It is a formal long weekend in United States. But things aren’t coming to rest, not on my side at least. When you work in a global community of people from Boston to New Zealand using OpenBOM, there is always somebody online doing some work. This is a new uncharted behavior in a community of engineering software which is available online for everyone.
I was catching up on some of online articles. Benedict Evans blog, is one of my favorite type of reading on weekends. You can always get some food for thoughts in his articles. This week it was about Tesla, Software and Disruption. If you’re fan of Tesla and automotive disruption, I’m sure you will find lot of interesting observations and data points.
My favorite part of the article was related to disruption and some historical examples of disruption. Disrupting forces are interesting, especially when you think who will be getting value of these forces. Here is an interesting example of PC disruption. Turns out the biggest beneficiaries of PC disruption were Intel and Microsoft.

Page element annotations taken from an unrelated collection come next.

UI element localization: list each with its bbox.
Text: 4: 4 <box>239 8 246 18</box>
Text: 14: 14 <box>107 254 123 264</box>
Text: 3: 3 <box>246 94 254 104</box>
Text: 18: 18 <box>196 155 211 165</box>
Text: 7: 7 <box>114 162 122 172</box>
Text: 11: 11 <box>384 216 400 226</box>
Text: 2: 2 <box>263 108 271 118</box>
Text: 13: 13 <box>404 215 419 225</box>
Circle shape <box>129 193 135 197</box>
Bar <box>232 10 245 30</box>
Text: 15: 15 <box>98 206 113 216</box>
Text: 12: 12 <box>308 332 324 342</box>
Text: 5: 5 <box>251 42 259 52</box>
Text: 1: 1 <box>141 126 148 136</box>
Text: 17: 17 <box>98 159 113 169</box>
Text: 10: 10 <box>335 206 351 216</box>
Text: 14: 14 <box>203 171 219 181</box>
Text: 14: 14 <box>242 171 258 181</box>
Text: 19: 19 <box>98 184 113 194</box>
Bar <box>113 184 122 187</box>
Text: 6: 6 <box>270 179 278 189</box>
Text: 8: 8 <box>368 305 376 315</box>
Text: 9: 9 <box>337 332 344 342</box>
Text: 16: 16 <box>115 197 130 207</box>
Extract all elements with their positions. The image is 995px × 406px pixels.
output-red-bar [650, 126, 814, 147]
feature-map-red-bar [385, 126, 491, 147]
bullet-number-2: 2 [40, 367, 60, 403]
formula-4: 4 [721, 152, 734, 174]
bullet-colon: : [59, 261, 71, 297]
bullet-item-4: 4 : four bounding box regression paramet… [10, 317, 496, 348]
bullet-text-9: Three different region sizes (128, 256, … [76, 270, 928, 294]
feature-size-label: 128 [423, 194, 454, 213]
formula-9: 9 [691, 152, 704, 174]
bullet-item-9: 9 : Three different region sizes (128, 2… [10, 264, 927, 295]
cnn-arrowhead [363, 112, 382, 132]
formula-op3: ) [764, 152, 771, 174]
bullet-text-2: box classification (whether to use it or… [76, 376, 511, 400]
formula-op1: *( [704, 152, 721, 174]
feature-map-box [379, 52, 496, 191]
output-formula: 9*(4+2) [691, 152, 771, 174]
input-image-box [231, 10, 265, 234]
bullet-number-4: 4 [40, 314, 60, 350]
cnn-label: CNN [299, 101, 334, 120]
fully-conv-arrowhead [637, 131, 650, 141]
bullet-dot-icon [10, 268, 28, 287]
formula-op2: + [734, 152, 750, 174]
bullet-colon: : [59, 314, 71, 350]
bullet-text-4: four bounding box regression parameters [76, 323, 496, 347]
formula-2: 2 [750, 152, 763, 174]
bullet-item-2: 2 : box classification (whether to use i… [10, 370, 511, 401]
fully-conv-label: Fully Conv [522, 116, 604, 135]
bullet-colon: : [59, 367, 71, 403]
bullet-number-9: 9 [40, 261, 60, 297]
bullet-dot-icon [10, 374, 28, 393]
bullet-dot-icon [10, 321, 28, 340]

Meanwhile, the people who are first to bring the disruption to market may not be the people who end up benefiting from it, and indeed the people who win from the disruption may actually be doing something different – they may be in a different part of the value chain. Apple pioneered PCs but lost the PC market, and the big winners were not even other PC companies. Rather, most of the profits went to Microsoft and Intel, which both operated at different layers of the stack. PCs themselves became a low-margin commodity with fierce competition, but PC CPUs and operating systems (and productivity software) turned out to have very strong winner-takes-all effects. Being first is not the same as having a sustainable competitive advantage, no matter how disruptive you are, and the advantage might be somewhere else.
But my favorite passage is the following one:
But the history of the tech industry is full of companies where having a lovely product, or being the first to see or build the future, were not enough. Indeed, the car industry is the same – a great, innovative car and a great car company are not the same thing. Tesla owners love their cars. I loved my Palm V, and my Nokia Lumia, and my father loved his Saab 9000. But being first isn’t enough and having a great product isn’t enough – you have to try to think about how this fits into all the broader systems.
This aspect of “fit” is an absolutely key if you think about engineering and manufacturing software. Things are very much intertwined in CAD and PLM world. One of a very special characteristics of CAD, PLM and related manufacturing software is longevity and life cycle. To jump to another system can be costly experience and to compete with status quo can take time and turn out to be very expensive. In one of my earlier articles I brought few examples of Why engineering technology has 10 years adoption cycle.
But you can get it faster if you can integrate technology into existing eco-system of product or to provide strong incentives to adopt your product. To think about fitting existing systems is a key get it done right.
What is my conclusion? When you plan to disrupt 2 factors are hard to change – timing of the disruption and a broader system. Both these factors, product, technologies and players are impacting on everything you do. CAD and PLM products have extremely long lifecycle and very specific audience. History demonstrated some great examples of success and also failures. Thinking about eco-system of products and economical factors are key elements to make it successful. Just my thoughts…
Disclaimer: I’m co-founder and CEO of OpenBOM developing cloud based bill of materials and inventory management tool for manufacturing companies, hardware startups and supply chain. My opinion can be unintentionally biased.